Sanjay: See comment to Daniel. 0-100 is bad in the other direction, in that you'll have tiny coefficients. In general, I don't find the change from, say, x=56 to x=57 to be so interesting.

As Iain and I discuss in our paper, defaults matter.

Of courseyou can always reanalyze the data yourself, transform as you'd like, etc.–but I'd like the default coefs to be directly interpretable, in a way that is often not the case with raw-scaled inputs.If you've set up a subjective prior distribution for the regression coefficients, you've already established a scale for each coefficient – the prior expectation of the its absolute value. You can then compare the posterior expectation to this prior expectation to see how things turned out.

Standardizing the variables is a poor (but perhaps expedient) substitute for this, giving roughly the same results if you assume that the variables have been prescreened to include only those for which the variation in the available data is thought a priori to be enough to (possibly) see an effect. After standardizing, you might then (if you're not trying to get the best results) use the same prior for all regression coefficients, and interpret them in the same way. But I wouldn't regard this as anything but a quick hack for when you're not willing (or able) to think about the variables in more detail.

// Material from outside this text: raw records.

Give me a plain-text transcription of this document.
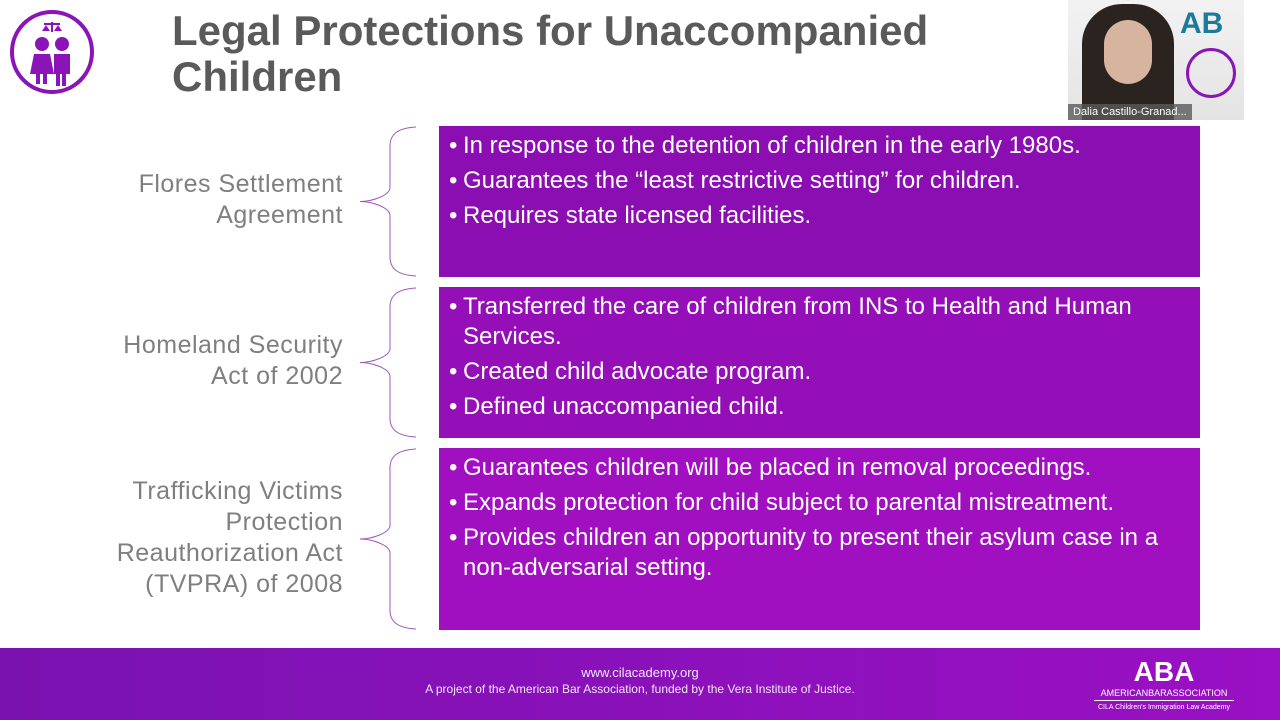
Legal Protections for Unaccompanied Children
AB
Dalia Castillo-Granad...
Flores Settlement
Agreement
• In response to the detention of children in the early 1980s.
• Guarantees the “least restrictive setting” for children.
• Requires state licensed facilities.
Homeland Security
Act of 2002
• Transferred the care of children from INS to Health and Human Services.
• Created child advocate program.
• Defined unaccompanied child.
Trafficking Victims
Protection
Reauthorization Act
(TVPRA) of 2008
• Guarantees children will be placed in removal proceedings.
• Expands protection for child subject to parental mistreatment.
• Provides children an opportunity to present their asylum case in a non-adversarial setting.
www.cilacademy.org
A project of the American Bar Association, funded by the Vera Institute of Justice.
ABA
AMERICANBARASSOCIATION
CILA Children's Immigration Law Academy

Radford: I pretty much agree with you. But I prefer the term "default" to "hack." We need defaults in all sorts of settings, and it's not hackish to come up with good defaults.

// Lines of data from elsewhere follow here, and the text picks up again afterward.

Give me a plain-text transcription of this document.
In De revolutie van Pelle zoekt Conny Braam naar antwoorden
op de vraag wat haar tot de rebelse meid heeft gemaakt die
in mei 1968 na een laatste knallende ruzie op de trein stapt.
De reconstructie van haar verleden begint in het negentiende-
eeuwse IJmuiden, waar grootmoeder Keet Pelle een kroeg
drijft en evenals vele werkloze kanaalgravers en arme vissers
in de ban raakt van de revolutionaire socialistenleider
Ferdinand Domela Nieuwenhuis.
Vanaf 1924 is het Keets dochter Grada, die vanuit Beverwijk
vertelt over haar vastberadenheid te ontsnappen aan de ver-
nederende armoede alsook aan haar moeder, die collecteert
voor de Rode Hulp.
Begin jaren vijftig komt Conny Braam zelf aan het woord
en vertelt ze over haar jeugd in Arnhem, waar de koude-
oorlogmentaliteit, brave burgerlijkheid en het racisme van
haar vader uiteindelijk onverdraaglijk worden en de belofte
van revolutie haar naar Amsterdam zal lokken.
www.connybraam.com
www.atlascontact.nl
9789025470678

"But what does "largest" mean? Standardizing puts things on an approximately common scale, and with no effort." My impression is that in most situations a common metric is the _least_ important problem for a meaningful interpretation of the coefficients. Instead,the main problem in most applied contexts tends to be how easy or difficult (or relevant or irrelevant) is the change in one predictor over the change in the others for the question at hand. For instance, what is easier to be change, income or party ID? This is also true even for relatively similar inputs such as disposable income and income inequality. One have to master subject matter in order to evaluate how large is a particular change: standardization and common metrics might be of little help here.

My comment ultimately is related to Radford's, the choice of a "good" nondimensionalization is ultimately intimately related to an expected size of a given variable. Also, it wasn't so much that I recommended transforming so that things were in the range 0 to 1, but rather so that typical variations are on the order of 1 and so that the initial value is either 0 or 1 (in a dynamics model)… there are reasons for doing this that are perhaps irrelevant to statistical models but more relevant to PDE type models.

In areas of physics like fluid mechanics, if we see a factor of 2 difference between one thing and another, we're often extremely pleased, as effect sizes can range over factors of 10 or 100.

the advantage of choosing a nondimensionalization that is relative to a typical value that can be estimated or constructed independent of your model is that things are very interpretable… If the pressure goes up by 1 atm that's sort of an understandable unit, if it goes up by 38 kPa that's kind of annoying to figure out whether that's big or small

Similarly if a coefficient in a statistical model tells you that an age difference of 3 election cycles causes as big an effect as male vs female for a given age, that's kind of interesting and interpretable as well… even if the coefficients themselves are not directly comparable. On the other hand, 3 election cycles is 12 years, and when you measure on that scale it's not very helpful.